Devlet Tiyatroları Eski Genel Müdürü Lemi Bilgin, “Bu tasarı asla kabul edilemez. Ben Türkiye’de böyle bir tasarının yasalaşıp sanat kurumlarının lağvedileceğine inanmak istemiyorum” açıklamasında bulundu."
Devlet Tiyatroları Genel Müdürü Mustafa Kurt ise bakanlığa “DT çok köklü bir kurum, bölgelerin sorunlarını biz de çok iyi biliyoruz ama Türkiye’de DT olmazsa tiyatro olmaz” şeklinde tepki gösterdi.
Toplantıda oyuncular sendikasını temsil eden Avukat Sera Kadıgil yaptığı açıklamada şunları söyledi: “Bakanlık bürokratlarıyla Sanat Kurumu’nun yapısıyla ilgili görüş ve önerilerimizi sunduk. Böyle bir kurumun varlık sebebinin ne olabileceğiyle ilgili konuştuk. Bunun nasıl yapılandırılması gerektiğine ilişkin fikirlerimizi söyledik. Teknik olarak bazı detaylarda, mesela terminoloji kullanımı gibi konularda bizi dinlediler.

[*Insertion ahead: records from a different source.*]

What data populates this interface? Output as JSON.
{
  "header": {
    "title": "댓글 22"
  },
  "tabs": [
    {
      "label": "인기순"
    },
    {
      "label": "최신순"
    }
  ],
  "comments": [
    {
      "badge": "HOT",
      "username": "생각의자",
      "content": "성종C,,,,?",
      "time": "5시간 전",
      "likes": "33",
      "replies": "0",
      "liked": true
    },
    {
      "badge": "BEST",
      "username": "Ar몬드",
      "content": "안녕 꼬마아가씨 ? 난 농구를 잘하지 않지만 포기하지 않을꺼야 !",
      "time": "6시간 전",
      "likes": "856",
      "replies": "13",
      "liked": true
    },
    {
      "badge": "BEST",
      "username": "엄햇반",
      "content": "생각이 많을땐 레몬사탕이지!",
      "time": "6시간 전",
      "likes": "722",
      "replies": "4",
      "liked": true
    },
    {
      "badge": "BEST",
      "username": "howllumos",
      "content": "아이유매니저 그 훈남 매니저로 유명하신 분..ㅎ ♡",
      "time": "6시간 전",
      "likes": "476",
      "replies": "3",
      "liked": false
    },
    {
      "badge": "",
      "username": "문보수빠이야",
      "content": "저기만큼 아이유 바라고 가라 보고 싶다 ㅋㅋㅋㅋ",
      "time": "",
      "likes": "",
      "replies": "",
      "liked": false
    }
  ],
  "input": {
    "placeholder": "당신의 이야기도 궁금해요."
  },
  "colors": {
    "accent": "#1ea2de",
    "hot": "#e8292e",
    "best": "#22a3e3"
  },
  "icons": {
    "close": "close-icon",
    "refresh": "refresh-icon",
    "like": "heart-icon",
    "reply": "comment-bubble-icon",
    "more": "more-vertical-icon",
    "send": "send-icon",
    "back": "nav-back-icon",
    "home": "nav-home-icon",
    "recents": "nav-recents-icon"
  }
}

Ama ilkesel olarak tartıştığımız yerlerde geri adım atacak gibi görünmüyorlar. Devlet Tiyatroları ve Devlet Opera ve Balesi’nin kapatılması konusunda ne yazık ki böyle bir tutum var. Biz Devlet Opera ve Balesi kuruluş kanunlarının asla kaldırılamayacağını savunuyoruz. Bu kurumların böyle tepeden inmeci bir şekilde kapatılması mümkün değil.”

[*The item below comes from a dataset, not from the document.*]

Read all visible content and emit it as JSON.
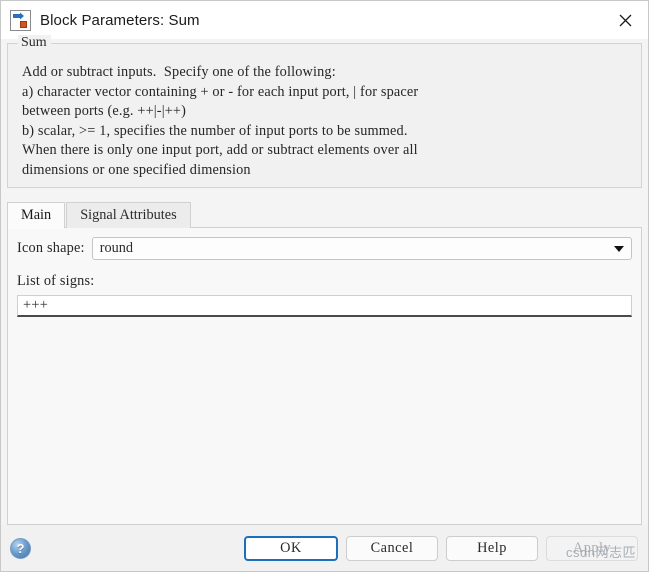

TÜSAK tasarısı sanat çevreleri tarafından sanatı devletin kontrolüne alma girişimi olarak görülüyor. Taslağın en çok tepki çeken maddesi ise Devlet Tiyatroları ve Devlet Opera ve Balesi kanunlarının kaldırılmasını öngören 13’üncü madde. Sanat çevrelerine göre bu maddeyle DT ve DOB’un kapısına kilit vuruluyor. Bakanlık ise bunun yeni bir yapılandırma olduğunu 1’inci maddenin kaldırılmasının, kurumların kapatılması olarak yorumlanamayacağını savunuyor. Kültür ve sanat alanında faaliyet gösteren hiçbir STK’yla görüşülmeden hazırlanan tasarıya göre; Türkiye’deki tüm sanat dallarında verilecek maddi desteğe 11 kişiden oluşacak Türkiye Sanat Kurulu isimli kurul karar veriyor. Sanatçılar, bu kurulu ve kurul üyelerinin Bakan tarafından belirlenmesini ve bakanlar kurulu tarafından atanmasını da sanat projelerinin hükümetin “olur”una bağlanması olarak değerlendiriyorlar.